– У меня просто нет такой суммы денег, – признаётся, наконец.

Я бухгалтер, и ситуации, когда обеспеченные люди не имеют свободной наличности – не редкость для меня. Чаще всего именно они и не умеют грамотно распоряжаться финансами.

– Продай квартиру, – предлагаю.

Лео на мгновение оторопевает. Выражение его лица: «Что за бред ты несёшь?!»

– Как я могу продать то, что мне не принадлежит?

Теперь уже оторопеваю я.

– А кому оно принадлежит?

– Понятия не имею. Я арендовал её через агентство.


Моя память и способность мыслить лихорадочно пытаются осознать сказанное, принять, как реальность. Сложно представить, что именно выражает в эту секунду моё лицо, но на лице Лео проявляется болезненное разочарование, степень которого с каждым мгновением берёт всё более высокие, стонущие, почти плачущие ноты.

Вначале на меня накатывает злость. Потом стыд… вернее, понимание того, о чём именно сейчас думает Лео – я приняла его за представителя золотой молодёжи, и одному Богу известны причины, по которым согласилась на его далеко не заманчивое предложение. Я лихорадочно стараюсь припомнить все наши первые разговоры, отыскать все те причины, по которым сделала не те выводы.

Лео отворачивается, и это небольшое движение странным образом приводит меня в чувство.

– Ну ладно. Хорошо. Давай думать ещё. Есть у тебя что-нибудь, что можно было бы продать?

Он больше не смотрит в глаза. Он молчит.

– Что? Совсем ничего?

О, Боже.

Мои шестерёнки крутятся, и чем дальше, тем быстрее.

– А где ты жил до этого? Ваш дом с Карлой… – и тут я осекаюсь.

– Он не мой.

– Ну может, есть смысл теперь поговорить с ней об операции… и разъяснить ситуацию…

– Нет.

Печально. Моя рука прижата к губам – а это верный признак того, что у клиента дела плохи.

– Из любой ситуации можно найти выход… мы что-нибудь придумаем, – спешу его заверить.

И уже через мгновение меня осеняет мудрая мысль:

– А сколько же ты платишь за аренду этой квартиры?

– Одиннадцать тысяч.

– Одиннадцать тысяч?! – я даже вскакиваю с места от возмущения. – Ты шутишь? Сколько же ты всего уже за неё выложил? Мы здесь как долго?.. Шестой месяц? Это почти семьдесят, мать твою, кусков?!

– Да.

– Почему было не снять квартиру попроще, господи! – и теперь я уже в прямом смысле хватаюсь за голову.

Он не отвечает. И меня разбирает злость, потому что… потому что женщины хотят жить в красивых и комфортных местах – именно этим он руководствовался, в экстренном режиме подыскивая квартиру, куда собирался привести… меня. А потом предложить место сиделки? Что-то тут не сходится.

Я опускаю руки и долго, ошарашенно глазею на Лео. Он, как и прежде, избегает смотреть в глаза.

– Лео…

– Да?

– А ты о сбережениях что-нибудь слышал?

– Конечно. У меня есть… были некоторые.

Пока он не отдал их мне, а я банку. Ой, мама…

Мы долго сидим в тишине, пока я соображаю.

У меня есть дом. Не до конца выплаченный, но, если его продать, деньги будут. Плюс мои сбережения, плюс девяносто пять тысяч.

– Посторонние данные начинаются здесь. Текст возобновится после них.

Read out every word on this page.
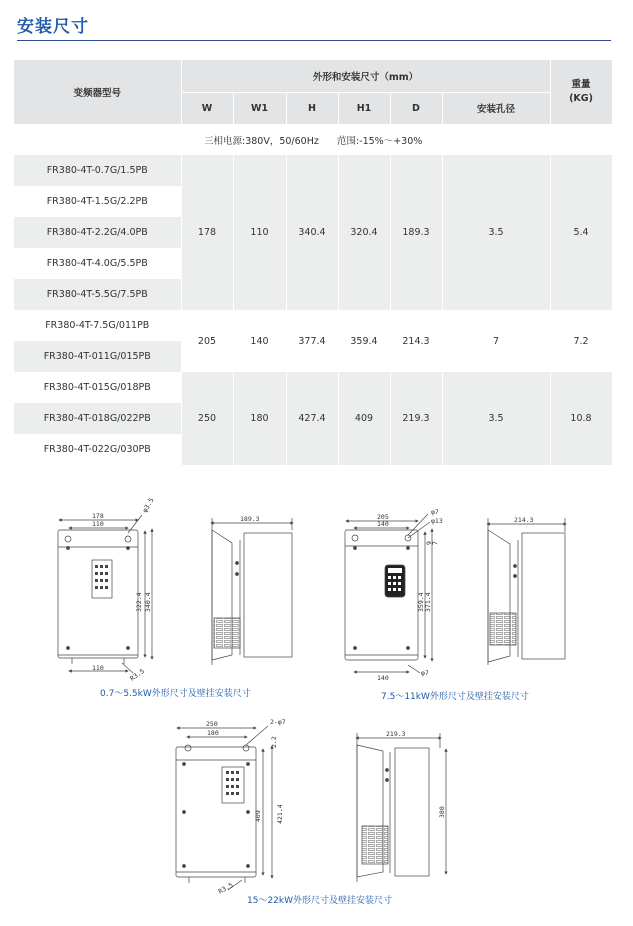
安装尺寸
变频器型号	外形和安装尺寸（mm）						重量
(KG)
	W	W1	H	H1	D	安装孔径	
三相电源:380V，50/60Hz      范围:-15%～+30%							
FR380-4T-0.7G/1.5PB	178	110	340.4	320.4	189.3	3.5	5.4
FR380-4T-1.5G/2.2PB							
FR380-4T-2.2G/4.0PB							
FR380-4T-4.0G/5.5PB							
FR380-4T-5.5G/7.5PB							
FR380-4T-7.5G/011PB	205	140	377.4	359.4	214.3	7	7.2
FR380-4T-011G/015PB							
FR380-4T-015G/018PB	250	180	427.4	409	219.3	3.5	10.8
FR380-4T-018G/022PB							
FR380-4T-022G/030PB							
178
110
110
φ3.5
322.4 340.4
R3.5
189.3	205
140
140
φ7
φ13
9
7
359.4 371.4
φ7
214.3
250
180
2-φ7
2.2
409 421.4
R3.5
219.3
380
0.7～5.5kW外形尺寸及壁挂安装尺寸	7.5～11kW外形尺寸及壁挂安装尺寸
15～22kW外形尺寸及壁挂安装尺寸
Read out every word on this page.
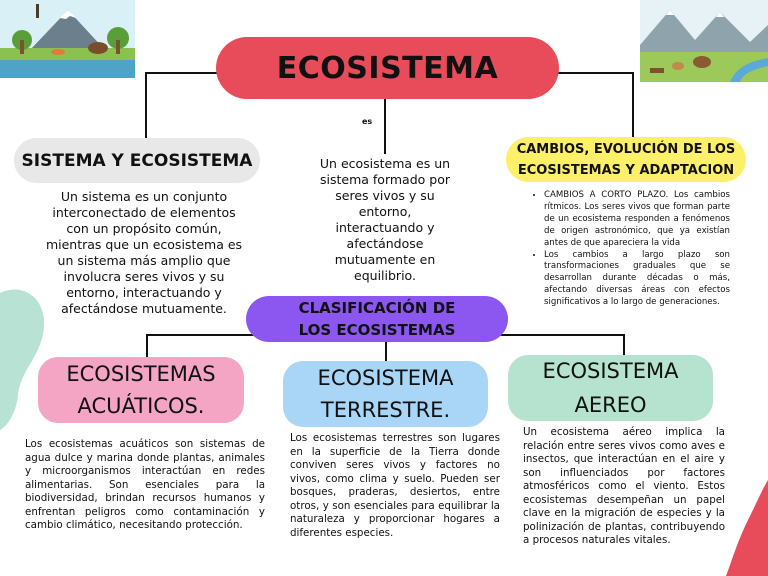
ECOSISTEMA
es
Un ecosistema es un sistema formado por seres vivos y su entorno, interactuando y afectándose mutuamente en equilibrio.
SISTEMA Y ECOSISTEMA
Un sistema es un conjunto interconectado de elementos con un propósito común, mientras que un ecosistema es un sistema más amplio que involucra seres vivos y su entorno, interactuando y afectándose mutuamente.
CAMBIOS, EVOLUCIÓN DE LOS
ECOSISTEMAS Y ADAPTACION
• CAMBIOS A CORTO PLAZO. Los cambios rítmicos. Los seres vivos que forman parte de un ecosistema responden a fenómenos de origen astronómico, que ya existían antes de que apareciera la vida
• Los cambios a largo plazo son transformaciones graduales que se desarrollan durante décadas o más, afectando diversas áreas con efectos significativos a lo largo de generaciones.
CLASIFICACIÓN DE
LOS ECOSISTEMAS
ECOSISTEMAS
ACUÁTICOS.
Los ecosistemas acuáticos son sistemas de agua dulce y marina donde plantas, animales y microorganismos interactúan en redes alimentarias. Son esenciales para la biodiversidad, brindan recursos humanos y enfrentan peligros como contaminación y cambio climático, necesitando protección.
ECOSISTEMA
TERRESTRE.
Los ecosistemas terrestres son lugares en la superficie de la Tierra donde conviven seres vivos y factores no vivos, como clima y suelo. Pueden ser bosques, praderas, desiertos, entre otros, y son esenciales para equilibrar la naturaleza y proporcionar hogares a diferentes especies.
ECOSISTEMA
AEREO
Un ecosistema aéreo implica la relación entre seres vivos como aves e insectos, que interactúan en el aire y son influenciados por factores atmosféricos como el viento. Estos ecosistemas desempeñan un papel clave en la migración de especies y la polinización de plantas, contribuyendo a procesos naturales vitales.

Но остаться опять без дома… боже…

Решение зависит от того, с какого ракурса посмотреть на дилемму. С позиции «Стоит ли моя долгожданная крыша над головой его боли?» ответ не только однозначен, но и сам факт того, что этот вопрос задан, пованивает чем-то нехорошим. Ну а с другой стороны, он сам оставил свой дом в Калифорнии бывшей жене. Почему я – человек, два года проживший на улице – должна расплачиваться за его широкий жест самым важным для меня? Потому что дура. Но в свете первого пункта, это не важно. It's okay.

– Я продам свою квартиру. Денег за вычетом всех удержаний банка будет до обидного мало, но на операцию должно хватить. Завтра же я найду место подешевле – переедем туда. Возьму всех клиентов, каких мне предложат, найду работу. Если всё это приплюсовать к твоим одиннадцати тысячам, нам должно хватить на реабилитацию.